BLBG: Oil Rises for First Time in Five Days on Rate Cut Speculation
By Grant Smith
Oct. 7 (Bloomberg) -- Crude oil rose for the first time in five days as an interest-rate cut in Australia triggered speculation that other central banks will ease policy to shore up economic growth.
Oil also rose on speculation OPEC, due to meet in December, may trim supply. Libya's top oil official called for a cut, while Qatar's oil minister said it's reducing output in line with official quotas. OPEC President Chakib Khelil said the group will take ``appropriate measures'' to stabilize international markets.
``We'll see more commitment from central banks that will help the market in the short term,'' said Hannes Loacker, an analyst at Raiffeisen Zentralbank Oesterreich in Vienna. ``If prices fall to $80, the possibility of OPEC cutting before its December meeting increases.''
Crude oil for November delivery jumped as much as $3.57, or 4.1 percent, to $91.38 a barrel in electronic trading, and was at $90.84 at 1:11 p.m. London time on the New York Mercantile Exchange. Crude oil futures have declined 38 percent from the record $147.27 reached July 11.
Yesterday, crude futures fell $6.07 to settle at $87.81 a barrel in New York. The contract touched $87.56, the lowest since Feb. 7, as the dollar rose against the euro, while OPEC chief Khelil said the price slide will continue next year.
Arjun Murti, the Goldman Sachs Group Inc. analyst who predicted a crude ``super spike'' in March 2005, said there is a ``downside'' risk to his forecast that oil may rise to $120 in the fourth-quarter.
``Oil prices increasingly appear unlikely to sustain a rally until global GDP expectations bottom,'' Goldman said in a note. ``While we believe oil supply/demand fundamentals are not as bearish as is sentiment, we recognize that concern continues to mount towards global oil demand growth.''
Crude was supported against the deteriorating economic outlook by risks to supply from the Organization of Petroleum Exporting Countries, as well as producers outside the group such as Mexico and the former Soviet Union.
Petroleos Mexicanos, the third-largest supplier to the U.S., closed six wells in the Gulf of Mexico and removed 33 workers from offshore platforms as Tropical Storm Marco passed nearby.
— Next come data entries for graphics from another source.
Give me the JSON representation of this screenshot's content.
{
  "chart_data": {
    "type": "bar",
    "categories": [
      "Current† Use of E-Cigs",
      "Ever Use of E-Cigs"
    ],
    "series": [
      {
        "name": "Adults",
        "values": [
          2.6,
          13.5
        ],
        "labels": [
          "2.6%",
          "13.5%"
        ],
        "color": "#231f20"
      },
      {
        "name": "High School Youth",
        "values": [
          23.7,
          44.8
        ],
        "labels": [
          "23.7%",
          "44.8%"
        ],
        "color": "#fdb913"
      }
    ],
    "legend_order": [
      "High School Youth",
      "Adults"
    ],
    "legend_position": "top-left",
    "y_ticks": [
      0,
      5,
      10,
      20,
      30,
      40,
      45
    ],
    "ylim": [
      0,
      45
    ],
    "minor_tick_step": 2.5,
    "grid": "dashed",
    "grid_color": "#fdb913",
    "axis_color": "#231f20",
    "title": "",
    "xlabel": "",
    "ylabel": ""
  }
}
Output from the producer's Lankahuasa platform was shut at 3 p.m. yesterday, Mexico City-based Pemex said on its Web site.
Azerbaijan's crude shipments via the Baku-Tbilisi pipeline will be 47 percent lower next month than they were before a fire on the link's Turkish section in August, loading schedules show. A total of 12.34 million barrels will be transferred in November.
Brent crude oil for November settlement gained as much as $2.75, or 3.2 percent, to $86.37 a barrel on London's ICE Futures Europe exchange. It was at $85.50 at 1:11 p.m. London time. Yesterday, the contract fell $6.57, or 7.3 percent, to $83.68 a barrel, the lowest closing price since Oct. 23, 2007.
Qatari Minister Abdullah bin Hamad al-Attiyah said today the country would trim by ``small amounts.'' Qatar was producing about 50,000 barrels a day above its last known quota in September, according to Bloomberg data.
Oil production by OPEC, which pumps 40 percent of the world's crude, fell 1.3 percent in September as output in Iraq dropped to a 13-month low, a Bloomberg News survey released Oct. 3 showed.
``With oil prices collapsing and international banks being routed, it's better to keep our oil underground,'' Shokri Ghanem, chairman of Libya's National Oil Corp., said in a telephone interview from Tripoli.
OPEC members pumped an average 32.19 million barrels a day last month, down 425,000 barrels a day from August, according to the survey of oil companies, producers and analysts. August output was revised up by 40,000 barrels a day because of higher Nigerian output.
OAO Gazprom Deputy CEO Alexander Medvedev said he expects OPEC members to prevent a further ``substantial'' drop in the oil price. Medvedev spoke in an interview with Bloomberg Television in Moscow today.